Reforma do modelo de declaração do IR é urgente
Dentre tantos pleitos de reforma, nenhuma é mais urgente do que o conservador e ultrapassado modelo do imposto de renda, pessoas jurídica e física.
A cada ano que passa, o contribuinte é obrigado a selecionar uma montanha de papelada, corrigir dados e ter ainda a noção que a fonte de despesa lançada irá proceder de forma recíproca para não ser apanhado pelas garras do leão.
E em relação à pessoa jurídica, o fato é tanto pior, haja vista que grandes empresas se ressentem de uma leitura pormenorizada, o que acarreta dúvidas e a transposição dos problemas para as Cortes superiores.
O regime que deveria prevalecer no imposto de renda de confiança foi transformado em desconfiança, assim se barram milhões de contribuintes na malha fina, a pretexto de maiores esclarecimentos, muitas vezes os recibos apresentados são considerados imprestáveis e o fisco pretende, com isso, a quebra do sigilo bancário para que sejam trazidos os cheques.
No entanto, a maioria usa cartão, ou pode até mesmo estar recolhendo o valor em espécie, o que acontece é, sem dúvida, excesso de exação, uma vez que o contribuinte somente tem deveres e prazos e a Receita, ao contrário, só direitos e exigências, boa parte delas descabida.
E, diante do registro em banco de dados das operações realizadas, não haveria mais necessidade de se proceder anualmente à declaração, somente quando houvesse variação patrimonial, ou ganho que não fosse tributado na fonte, numa espécie de conferência pelo fisco, que apresentaria aos contribuintes como ficou sua declaração e ele teria direito de aprovar ou fazer modificações.
A classe assalariada, a que sofre exclusivamente essa legislação antiquada e sem atualização de valores há anos, evidente que já tem seus rendimentos, mensalmente, descontados na fonte, e daí então não se teria mais a obrigação de fazer a declaração, somente se experimentasse qualquer outro ganho que não estivesse ao alcance da Receita.

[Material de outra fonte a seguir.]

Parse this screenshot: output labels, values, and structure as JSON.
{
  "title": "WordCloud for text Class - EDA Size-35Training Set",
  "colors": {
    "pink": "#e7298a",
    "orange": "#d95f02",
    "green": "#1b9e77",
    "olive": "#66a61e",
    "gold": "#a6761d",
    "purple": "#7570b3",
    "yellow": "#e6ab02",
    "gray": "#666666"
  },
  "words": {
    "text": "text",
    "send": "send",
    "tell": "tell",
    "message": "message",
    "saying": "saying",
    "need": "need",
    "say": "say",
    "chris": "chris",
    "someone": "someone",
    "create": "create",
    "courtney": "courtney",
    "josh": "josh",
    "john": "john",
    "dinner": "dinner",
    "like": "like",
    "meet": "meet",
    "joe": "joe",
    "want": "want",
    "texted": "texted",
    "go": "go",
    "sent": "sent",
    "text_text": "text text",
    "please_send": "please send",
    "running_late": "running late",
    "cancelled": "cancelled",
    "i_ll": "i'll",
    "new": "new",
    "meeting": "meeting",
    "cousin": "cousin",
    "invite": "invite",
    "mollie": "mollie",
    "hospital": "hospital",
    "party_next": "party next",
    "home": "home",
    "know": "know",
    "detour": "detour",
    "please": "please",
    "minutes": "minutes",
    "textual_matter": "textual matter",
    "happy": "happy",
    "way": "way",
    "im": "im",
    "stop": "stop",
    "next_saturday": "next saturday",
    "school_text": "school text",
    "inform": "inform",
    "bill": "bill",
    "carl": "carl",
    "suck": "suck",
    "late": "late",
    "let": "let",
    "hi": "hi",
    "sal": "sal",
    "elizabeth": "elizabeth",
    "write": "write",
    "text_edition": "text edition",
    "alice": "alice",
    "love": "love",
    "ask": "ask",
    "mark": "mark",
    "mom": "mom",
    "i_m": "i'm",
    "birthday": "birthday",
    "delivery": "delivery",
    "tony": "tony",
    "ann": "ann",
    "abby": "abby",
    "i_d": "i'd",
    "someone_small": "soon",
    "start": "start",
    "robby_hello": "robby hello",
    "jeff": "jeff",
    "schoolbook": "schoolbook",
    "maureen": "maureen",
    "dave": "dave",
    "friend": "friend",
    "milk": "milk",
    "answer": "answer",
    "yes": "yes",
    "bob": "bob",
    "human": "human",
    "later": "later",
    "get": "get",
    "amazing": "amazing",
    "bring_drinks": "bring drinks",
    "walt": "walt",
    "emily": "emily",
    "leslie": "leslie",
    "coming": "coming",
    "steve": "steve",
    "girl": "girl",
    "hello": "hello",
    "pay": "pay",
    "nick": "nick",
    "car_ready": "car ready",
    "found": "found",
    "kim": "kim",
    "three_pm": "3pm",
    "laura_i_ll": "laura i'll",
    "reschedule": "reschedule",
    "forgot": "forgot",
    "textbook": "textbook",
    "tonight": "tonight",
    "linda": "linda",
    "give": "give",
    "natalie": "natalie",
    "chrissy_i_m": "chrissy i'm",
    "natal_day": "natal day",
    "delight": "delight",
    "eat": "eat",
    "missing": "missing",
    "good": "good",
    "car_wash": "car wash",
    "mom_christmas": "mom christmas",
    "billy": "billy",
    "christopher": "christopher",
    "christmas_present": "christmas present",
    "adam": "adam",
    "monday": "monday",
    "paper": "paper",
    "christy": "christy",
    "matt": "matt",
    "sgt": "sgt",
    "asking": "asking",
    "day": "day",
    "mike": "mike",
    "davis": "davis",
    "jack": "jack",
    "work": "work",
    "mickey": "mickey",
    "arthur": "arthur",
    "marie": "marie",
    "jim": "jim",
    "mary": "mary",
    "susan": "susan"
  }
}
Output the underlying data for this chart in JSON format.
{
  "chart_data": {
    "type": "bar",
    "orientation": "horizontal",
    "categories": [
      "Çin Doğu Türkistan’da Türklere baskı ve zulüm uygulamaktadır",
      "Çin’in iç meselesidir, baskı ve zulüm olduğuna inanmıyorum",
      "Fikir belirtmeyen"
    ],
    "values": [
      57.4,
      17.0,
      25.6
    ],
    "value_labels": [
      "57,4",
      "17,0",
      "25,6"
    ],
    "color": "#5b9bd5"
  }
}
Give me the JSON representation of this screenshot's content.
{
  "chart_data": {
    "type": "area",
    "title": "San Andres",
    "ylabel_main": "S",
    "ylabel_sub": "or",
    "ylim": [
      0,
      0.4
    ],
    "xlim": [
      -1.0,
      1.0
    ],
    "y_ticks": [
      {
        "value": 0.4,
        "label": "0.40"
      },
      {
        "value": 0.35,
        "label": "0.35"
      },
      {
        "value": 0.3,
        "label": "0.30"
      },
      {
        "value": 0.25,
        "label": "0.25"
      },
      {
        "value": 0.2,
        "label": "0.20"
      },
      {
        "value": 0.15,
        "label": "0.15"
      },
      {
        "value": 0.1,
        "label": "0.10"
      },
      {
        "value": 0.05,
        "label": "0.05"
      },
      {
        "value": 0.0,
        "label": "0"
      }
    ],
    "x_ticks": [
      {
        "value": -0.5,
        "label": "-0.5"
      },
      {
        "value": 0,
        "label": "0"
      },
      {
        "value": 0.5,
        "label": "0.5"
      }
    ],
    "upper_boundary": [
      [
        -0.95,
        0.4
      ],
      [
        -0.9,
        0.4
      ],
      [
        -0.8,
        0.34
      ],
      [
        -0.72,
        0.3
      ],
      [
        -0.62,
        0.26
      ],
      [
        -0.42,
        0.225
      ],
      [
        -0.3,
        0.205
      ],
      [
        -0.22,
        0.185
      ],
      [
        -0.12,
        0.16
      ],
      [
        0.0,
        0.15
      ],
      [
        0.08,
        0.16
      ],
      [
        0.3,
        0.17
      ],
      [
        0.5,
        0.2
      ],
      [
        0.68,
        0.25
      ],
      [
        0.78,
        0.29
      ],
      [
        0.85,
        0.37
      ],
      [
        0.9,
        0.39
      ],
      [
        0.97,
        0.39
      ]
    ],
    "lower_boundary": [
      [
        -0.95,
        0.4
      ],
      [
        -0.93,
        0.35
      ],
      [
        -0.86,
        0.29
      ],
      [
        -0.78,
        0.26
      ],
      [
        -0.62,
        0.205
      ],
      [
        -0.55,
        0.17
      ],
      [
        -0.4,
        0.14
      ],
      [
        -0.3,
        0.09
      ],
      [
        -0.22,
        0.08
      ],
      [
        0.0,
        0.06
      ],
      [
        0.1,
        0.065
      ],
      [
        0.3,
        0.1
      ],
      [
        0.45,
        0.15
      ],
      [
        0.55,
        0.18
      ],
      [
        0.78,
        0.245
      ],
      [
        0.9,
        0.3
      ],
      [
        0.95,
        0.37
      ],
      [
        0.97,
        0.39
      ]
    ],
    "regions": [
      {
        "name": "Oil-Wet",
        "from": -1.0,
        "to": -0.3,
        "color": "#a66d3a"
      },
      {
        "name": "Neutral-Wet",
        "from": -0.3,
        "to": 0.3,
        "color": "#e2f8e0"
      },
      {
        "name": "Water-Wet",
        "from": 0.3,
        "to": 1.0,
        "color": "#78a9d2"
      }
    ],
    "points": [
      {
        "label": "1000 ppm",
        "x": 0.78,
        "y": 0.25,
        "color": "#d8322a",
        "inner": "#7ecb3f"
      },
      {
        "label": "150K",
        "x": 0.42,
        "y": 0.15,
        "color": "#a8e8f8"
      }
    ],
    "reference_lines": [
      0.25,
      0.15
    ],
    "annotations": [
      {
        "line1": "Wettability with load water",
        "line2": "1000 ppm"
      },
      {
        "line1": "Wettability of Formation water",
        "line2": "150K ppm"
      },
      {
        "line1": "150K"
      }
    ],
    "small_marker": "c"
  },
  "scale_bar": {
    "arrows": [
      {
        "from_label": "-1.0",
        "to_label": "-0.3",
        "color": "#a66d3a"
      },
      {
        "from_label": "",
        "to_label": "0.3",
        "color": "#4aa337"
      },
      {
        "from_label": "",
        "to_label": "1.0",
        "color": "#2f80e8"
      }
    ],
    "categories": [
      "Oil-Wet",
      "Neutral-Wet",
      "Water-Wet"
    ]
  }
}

A escravidão do contribuinte é deveras tenaz pelo fisco, que assaca contra a classe média toda a responsabilidade pelo pagamento de valores, aqueles que ganham acima da média da faixa de renda já são tributados na fonte em 27,5% ao mês, e ainda há outros encargos.
Agora se indaga se o cidadão é obrigado a pagar todo o seu tratamento de saúde, não coberto pelo plano, e assistência odontológica, ambos que o Estado moderno arcaria, qual a razão de ser de ter ainda a obrigação acessória de comprovar, perante a auditoria, que mantém recibos, ou precisará microfilmar cheques?
O tratamento dispensado pelo fisco é incomum e absolutamente sem razão de ser, a ele compete a prova de fraude, sonegação, ato ilícito, inclusive na esfera penal, mas assacar contra o contribuinte uma presunção de má-fé é absolutamente inadequado e pode inserir-se na regra do prejuízo extrapatrimonial.
Demais a mais, qual é a moral que o fisco deposita diante de tantas falcatruas praticadas nas esferas da república, por diversos setores e simplesmente queda-se inerte.
A conclusão a qual se chega é que o cidadão de bem, pagador dos seus impostos, acaba pagando a conta daqueles que sonegam.
A simplificação do procedimento do imposto de renda, com atualização dos valores, e dispensas em casos mais específicos, tudo isso poderia mudar o retrato da visão sobre a Receita Federal, a fim de que seus técnicos e auditores compusessem um quadro mais voltado para os delitos e anotações sobre grandes contribuintes, fatores distantes do assalariado.
Enquanto não houver uma reviravolta no modelo do imposto de renda, o contribuinte continuará sendo penalizado pelo sistema de malha fina que é, irretorquivelmente, um critério subjetivo de apenas postergar o justo pagamento para aquele que comprovou perante o fisco a normalidade de sua situação.
E diga-se mais, um código de defesa do contribuinte abriria espaço para nivelar direitos e deveres no relacionamento entre ambos.
Carlos Henrique Abrão é desembargador do Tribunal de Justiça de São Paulo.